His first instinct was to shut it down. This wasn't the kind of situation a civilian girl should be anywhere near, and the claim was extraordinary. But the ambient warmth Daisy was projecting through her frequency kept him from cutting her off, and he listened.
By the time she finished, Brett Mahoney had a forehead full of sweat and a complicated expression. Whether it was true or not, this wasn't something a patrol officer had the authority to act on alone.
"I'm just a beat cop," he said, with uncomfortable honesty. "If your information is solid, you'd need to report it through official channels. I can walk you to the precinct—"
Right, because that would work beautifully. File a report, and within the hour someone would have tipped off Gao's people. She felt a brief flash of sympathy for his optimism.
She couldn't exactly explain to a police officer that his department was riddled with people on the payroll.
"You need proof before any of this goes anywhere, right?" she said instead. "Come with me tonight. I don't have a weapon on me and I'm not trained to fight — I just want someone who can actually do something if we see what I think we're going to see."
He thought about it. Unverified tip goes up the chain, gets ignored or buried — bad outcome either way. But if he physically witnessed something and reported that, his position was completely different. Solid ground no matter what happened next.

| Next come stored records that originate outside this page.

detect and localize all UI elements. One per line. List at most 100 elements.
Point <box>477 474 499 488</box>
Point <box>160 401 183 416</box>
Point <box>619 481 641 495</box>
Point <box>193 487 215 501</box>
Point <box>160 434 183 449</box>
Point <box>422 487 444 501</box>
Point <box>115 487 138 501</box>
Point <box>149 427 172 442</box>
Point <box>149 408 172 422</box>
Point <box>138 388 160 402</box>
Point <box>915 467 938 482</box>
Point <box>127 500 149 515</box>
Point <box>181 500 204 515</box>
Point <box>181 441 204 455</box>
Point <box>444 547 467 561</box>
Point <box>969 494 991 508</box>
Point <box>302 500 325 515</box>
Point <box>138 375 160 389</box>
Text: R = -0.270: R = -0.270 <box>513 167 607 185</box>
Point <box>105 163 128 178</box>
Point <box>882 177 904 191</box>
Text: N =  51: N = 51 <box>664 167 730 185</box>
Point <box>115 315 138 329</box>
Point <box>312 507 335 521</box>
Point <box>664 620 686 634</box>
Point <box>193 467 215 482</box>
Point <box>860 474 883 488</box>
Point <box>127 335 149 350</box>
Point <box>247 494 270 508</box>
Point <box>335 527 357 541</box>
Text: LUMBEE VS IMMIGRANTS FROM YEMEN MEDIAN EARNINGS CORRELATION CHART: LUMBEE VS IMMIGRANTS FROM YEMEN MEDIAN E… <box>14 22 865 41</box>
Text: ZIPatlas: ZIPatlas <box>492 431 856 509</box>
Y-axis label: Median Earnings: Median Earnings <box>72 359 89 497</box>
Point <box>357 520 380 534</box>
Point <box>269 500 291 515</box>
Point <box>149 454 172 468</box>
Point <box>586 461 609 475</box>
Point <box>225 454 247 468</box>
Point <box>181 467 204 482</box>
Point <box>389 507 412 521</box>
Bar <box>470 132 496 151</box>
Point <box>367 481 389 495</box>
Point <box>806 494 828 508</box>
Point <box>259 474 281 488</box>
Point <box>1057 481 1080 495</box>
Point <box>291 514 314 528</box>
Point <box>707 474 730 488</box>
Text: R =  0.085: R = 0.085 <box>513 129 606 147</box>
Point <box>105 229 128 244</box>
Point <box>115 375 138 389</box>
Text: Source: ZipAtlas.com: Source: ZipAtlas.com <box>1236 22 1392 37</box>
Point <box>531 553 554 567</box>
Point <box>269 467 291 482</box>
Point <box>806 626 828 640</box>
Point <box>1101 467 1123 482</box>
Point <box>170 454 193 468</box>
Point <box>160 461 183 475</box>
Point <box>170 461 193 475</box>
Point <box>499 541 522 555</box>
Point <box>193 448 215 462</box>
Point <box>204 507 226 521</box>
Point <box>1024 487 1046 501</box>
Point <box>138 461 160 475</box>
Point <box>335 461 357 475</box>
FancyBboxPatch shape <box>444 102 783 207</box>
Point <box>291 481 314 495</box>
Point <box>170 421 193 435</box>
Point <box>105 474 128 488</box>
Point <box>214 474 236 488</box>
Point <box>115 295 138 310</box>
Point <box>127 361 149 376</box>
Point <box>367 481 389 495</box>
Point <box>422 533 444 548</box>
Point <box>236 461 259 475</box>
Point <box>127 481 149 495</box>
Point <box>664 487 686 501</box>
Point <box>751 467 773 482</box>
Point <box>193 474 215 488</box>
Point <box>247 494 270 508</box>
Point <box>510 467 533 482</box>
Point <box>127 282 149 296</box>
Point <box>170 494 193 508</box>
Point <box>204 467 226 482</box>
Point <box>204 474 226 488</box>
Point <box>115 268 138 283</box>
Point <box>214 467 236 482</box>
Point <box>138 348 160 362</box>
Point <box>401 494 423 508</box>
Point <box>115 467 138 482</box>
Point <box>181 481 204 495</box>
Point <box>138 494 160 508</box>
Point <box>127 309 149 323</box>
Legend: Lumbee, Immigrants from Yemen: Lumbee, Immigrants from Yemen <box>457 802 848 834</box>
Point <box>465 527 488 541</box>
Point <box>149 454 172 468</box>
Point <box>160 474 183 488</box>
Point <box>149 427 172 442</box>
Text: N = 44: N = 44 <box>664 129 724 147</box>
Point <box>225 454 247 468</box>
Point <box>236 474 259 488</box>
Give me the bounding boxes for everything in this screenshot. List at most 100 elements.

Every honest cop still wants the promotion, Daisy thought. Nobody wants to walk a beat forever.
He nodded. "Alright."
Well past midnight, Daisy and the officer were crouched inside an empty room on an upper floor, 200 meters (about 660 feet) from Madame Gao's facility.
"That's the place you mentioned?" Mahoney kept his voice low. "It doesn't look that big."

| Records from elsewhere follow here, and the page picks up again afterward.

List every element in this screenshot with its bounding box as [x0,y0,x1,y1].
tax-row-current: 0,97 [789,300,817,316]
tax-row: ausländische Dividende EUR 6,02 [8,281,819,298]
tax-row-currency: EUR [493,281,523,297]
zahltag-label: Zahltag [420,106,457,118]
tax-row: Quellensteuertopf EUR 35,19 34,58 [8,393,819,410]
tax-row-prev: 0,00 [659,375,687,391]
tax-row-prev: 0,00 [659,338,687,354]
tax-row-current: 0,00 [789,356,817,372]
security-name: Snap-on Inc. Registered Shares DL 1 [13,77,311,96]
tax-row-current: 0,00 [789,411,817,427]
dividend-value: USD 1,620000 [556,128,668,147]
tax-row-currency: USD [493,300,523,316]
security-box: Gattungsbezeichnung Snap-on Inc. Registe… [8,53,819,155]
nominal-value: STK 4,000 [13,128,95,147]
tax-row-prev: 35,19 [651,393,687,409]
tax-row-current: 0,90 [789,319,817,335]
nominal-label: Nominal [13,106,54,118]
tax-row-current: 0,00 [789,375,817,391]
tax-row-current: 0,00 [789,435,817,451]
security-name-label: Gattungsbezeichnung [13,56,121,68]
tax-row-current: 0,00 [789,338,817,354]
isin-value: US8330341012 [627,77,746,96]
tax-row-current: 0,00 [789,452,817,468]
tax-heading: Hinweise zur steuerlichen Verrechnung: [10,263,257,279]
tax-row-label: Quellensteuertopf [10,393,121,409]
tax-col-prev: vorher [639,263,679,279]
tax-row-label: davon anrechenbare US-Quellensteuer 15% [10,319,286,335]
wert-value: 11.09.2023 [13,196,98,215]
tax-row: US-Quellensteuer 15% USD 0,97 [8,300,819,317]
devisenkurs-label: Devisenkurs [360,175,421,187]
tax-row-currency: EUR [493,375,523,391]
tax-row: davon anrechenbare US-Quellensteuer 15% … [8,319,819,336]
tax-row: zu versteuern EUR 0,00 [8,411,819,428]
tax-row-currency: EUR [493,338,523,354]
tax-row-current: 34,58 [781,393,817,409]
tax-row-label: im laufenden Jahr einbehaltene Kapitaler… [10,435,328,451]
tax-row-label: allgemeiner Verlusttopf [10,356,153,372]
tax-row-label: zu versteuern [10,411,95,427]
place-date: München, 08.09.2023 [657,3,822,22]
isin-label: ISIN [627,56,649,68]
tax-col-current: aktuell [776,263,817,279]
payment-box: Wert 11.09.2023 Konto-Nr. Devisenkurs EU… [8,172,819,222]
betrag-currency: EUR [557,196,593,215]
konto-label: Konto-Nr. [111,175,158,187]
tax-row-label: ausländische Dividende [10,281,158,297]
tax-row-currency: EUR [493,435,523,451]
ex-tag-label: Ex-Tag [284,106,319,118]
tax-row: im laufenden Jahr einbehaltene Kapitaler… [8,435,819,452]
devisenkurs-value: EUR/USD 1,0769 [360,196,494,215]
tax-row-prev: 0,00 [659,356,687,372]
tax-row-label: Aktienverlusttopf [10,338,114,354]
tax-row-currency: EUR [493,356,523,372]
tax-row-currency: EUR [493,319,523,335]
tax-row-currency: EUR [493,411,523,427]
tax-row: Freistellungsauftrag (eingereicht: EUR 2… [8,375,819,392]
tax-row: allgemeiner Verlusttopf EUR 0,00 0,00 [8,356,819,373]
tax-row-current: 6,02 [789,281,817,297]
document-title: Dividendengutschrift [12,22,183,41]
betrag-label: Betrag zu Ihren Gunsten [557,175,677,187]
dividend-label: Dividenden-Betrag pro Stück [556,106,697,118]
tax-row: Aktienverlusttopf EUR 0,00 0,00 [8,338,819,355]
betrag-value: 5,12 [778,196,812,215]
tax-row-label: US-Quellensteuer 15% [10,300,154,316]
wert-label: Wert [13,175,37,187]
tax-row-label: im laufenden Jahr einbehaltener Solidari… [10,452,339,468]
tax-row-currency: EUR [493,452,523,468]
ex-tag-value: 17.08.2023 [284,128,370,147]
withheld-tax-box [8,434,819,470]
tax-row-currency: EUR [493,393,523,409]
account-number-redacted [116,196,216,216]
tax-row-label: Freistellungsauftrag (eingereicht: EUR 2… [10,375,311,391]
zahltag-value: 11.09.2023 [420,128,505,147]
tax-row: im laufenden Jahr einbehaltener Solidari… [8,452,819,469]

Daisy smiled — the quiet kind that comes with knowing something the other person doesn't. "Look at the roofline. It's a full meter (about 3.3 feet) taller than every residential building around it. Doesn't that seem off? I cross-referenced the electrical draw and water consumption data for this block. There's a significant underground space beneath it — conservatively, it could hold over a hundred people."
As they watched, the narrow door opened. A slight figure emerged — a blind man, feeling his way forward with a white cane, a heavy bag slung across his shoulder, moving in careful increments through the dark.

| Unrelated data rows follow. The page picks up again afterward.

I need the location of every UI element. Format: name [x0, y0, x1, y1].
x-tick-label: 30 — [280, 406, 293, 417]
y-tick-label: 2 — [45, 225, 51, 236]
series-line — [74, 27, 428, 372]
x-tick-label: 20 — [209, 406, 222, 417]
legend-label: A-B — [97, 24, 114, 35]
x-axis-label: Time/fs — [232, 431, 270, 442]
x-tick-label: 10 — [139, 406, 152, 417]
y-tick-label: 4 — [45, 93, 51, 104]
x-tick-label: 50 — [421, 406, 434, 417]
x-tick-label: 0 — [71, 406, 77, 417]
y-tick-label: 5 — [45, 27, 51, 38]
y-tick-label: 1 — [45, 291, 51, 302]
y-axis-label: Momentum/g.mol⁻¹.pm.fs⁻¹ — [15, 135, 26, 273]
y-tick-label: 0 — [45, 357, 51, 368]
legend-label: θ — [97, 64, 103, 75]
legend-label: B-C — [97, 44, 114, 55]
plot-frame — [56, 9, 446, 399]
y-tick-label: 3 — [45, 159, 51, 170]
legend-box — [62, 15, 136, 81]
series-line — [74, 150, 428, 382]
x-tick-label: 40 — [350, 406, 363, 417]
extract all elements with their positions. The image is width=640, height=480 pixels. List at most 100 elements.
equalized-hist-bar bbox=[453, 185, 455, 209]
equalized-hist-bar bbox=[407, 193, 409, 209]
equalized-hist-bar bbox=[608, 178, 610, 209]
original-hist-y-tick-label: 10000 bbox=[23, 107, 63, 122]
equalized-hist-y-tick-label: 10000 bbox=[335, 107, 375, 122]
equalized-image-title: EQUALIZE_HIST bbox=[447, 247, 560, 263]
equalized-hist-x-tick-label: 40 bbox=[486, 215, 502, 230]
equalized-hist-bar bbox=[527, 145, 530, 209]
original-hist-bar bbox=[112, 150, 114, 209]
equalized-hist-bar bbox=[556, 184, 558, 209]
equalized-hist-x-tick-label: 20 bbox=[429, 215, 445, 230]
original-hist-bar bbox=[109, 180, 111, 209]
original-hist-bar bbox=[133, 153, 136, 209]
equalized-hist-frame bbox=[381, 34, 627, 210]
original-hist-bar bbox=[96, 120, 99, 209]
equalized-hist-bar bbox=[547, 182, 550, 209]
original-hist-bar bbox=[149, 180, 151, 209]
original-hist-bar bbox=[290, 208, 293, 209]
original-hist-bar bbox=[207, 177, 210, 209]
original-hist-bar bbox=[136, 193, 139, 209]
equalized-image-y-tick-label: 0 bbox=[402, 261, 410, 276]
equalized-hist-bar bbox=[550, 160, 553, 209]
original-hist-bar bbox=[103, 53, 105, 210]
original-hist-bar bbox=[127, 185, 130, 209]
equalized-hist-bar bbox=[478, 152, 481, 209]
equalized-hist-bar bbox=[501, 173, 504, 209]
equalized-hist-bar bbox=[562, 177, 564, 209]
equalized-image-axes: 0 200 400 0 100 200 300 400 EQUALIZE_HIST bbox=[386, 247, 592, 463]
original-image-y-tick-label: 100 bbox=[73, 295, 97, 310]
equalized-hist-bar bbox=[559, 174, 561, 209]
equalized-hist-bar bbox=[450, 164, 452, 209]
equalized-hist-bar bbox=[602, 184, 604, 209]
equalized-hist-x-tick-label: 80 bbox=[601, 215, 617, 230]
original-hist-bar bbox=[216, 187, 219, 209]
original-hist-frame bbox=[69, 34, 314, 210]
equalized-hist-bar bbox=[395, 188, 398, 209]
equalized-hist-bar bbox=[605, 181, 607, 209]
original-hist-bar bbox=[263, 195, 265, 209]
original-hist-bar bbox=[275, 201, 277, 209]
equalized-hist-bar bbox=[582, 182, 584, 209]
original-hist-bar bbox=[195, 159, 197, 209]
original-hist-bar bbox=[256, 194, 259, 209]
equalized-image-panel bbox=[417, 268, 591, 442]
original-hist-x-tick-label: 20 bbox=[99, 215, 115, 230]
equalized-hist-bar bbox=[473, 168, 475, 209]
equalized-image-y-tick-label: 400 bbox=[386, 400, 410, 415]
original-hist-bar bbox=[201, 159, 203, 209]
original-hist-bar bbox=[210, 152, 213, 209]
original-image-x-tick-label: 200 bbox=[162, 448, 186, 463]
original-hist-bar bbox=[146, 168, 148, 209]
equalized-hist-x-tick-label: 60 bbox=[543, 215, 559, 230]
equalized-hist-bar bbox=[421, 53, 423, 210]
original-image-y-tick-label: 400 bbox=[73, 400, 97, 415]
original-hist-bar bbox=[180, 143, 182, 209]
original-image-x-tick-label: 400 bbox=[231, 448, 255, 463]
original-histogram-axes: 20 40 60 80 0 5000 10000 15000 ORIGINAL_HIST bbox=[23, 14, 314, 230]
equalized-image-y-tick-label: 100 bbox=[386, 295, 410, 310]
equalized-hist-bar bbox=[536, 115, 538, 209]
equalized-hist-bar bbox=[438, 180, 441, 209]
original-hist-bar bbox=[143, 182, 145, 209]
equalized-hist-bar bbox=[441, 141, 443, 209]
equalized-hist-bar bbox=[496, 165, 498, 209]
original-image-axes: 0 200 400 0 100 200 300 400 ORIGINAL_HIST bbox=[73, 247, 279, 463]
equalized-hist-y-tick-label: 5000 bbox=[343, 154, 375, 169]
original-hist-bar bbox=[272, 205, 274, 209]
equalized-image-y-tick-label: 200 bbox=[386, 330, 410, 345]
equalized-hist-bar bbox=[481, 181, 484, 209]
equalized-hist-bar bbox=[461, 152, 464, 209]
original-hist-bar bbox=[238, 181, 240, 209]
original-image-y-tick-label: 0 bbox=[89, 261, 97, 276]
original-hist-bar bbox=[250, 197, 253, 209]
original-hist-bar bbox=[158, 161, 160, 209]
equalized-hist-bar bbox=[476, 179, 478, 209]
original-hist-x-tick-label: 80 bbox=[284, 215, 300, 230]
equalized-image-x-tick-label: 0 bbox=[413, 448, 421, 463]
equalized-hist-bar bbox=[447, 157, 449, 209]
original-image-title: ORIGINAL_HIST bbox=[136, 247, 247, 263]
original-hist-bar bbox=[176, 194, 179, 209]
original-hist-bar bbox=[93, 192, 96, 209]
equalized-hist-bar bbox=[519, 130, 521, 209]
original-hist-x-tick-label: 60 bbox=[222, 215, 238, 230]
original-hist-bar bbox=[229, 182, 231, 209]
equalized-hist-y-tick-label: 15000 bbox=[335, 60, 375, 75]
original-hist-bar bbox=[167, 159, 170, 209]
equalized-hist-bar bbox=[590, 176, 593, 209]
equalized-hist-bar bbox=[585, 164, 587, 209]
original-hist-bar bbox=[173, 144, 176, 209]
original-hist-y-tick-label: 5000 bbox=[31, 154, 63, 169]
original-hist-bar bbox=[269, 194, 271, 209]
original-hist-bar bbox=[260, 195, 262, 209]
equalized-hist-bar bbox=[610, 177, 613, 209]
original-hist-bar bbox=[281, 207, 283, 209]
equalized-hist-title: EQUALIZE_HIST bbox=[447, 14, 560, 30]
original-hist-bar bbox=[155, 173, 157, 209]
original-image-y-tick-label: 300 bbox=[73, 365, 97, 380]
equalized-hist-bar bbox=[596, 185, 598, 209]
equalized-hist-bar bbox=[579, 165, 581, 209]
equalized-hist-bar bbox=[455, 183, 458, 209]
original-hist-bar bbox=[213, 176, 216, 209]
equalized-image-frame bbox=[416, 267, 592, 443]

Mahoney knew blind people. He'd spent years in Daredevil's territory. He could read the specific quality of movement, the way the body navigated without light input.
"That's your courier?" he asked. "Why are they using—"
"Blind couriers don't get searched," Daisy said quietly. "If they're caught, the sentencing is lighter. And these men..." She paused. "They didn't come into the world this way."
Mahoney went very still.
Two armed guards. A door designed to be invisible. A blind man carrying unknown cargo into the night. No legitimate business needed any of that.
Daisy sketched a quick diagram of the block. "He'll turn at the second intersection up ahead and get into a vehicle. Where it takes him, I don't know yet."
She'd kept the details tight — but every piece pointed to the same conclusion. This was a major operation, with manufacturing, distribution, and a management chain extending well beyond a single location.
Mahoney looked at her steadily. Daisy met his eyes with an expression of complete civic responsibility.
"If it's what you're describing," he said slowly, "this is too big for the district to handle. It goes way above my level."
"You're worried about leaks," Daisy said.
He nodded once, not denying it. Every cop in his precinct knew who was clean and who wasn't. No one said it out loud, but everyone knew.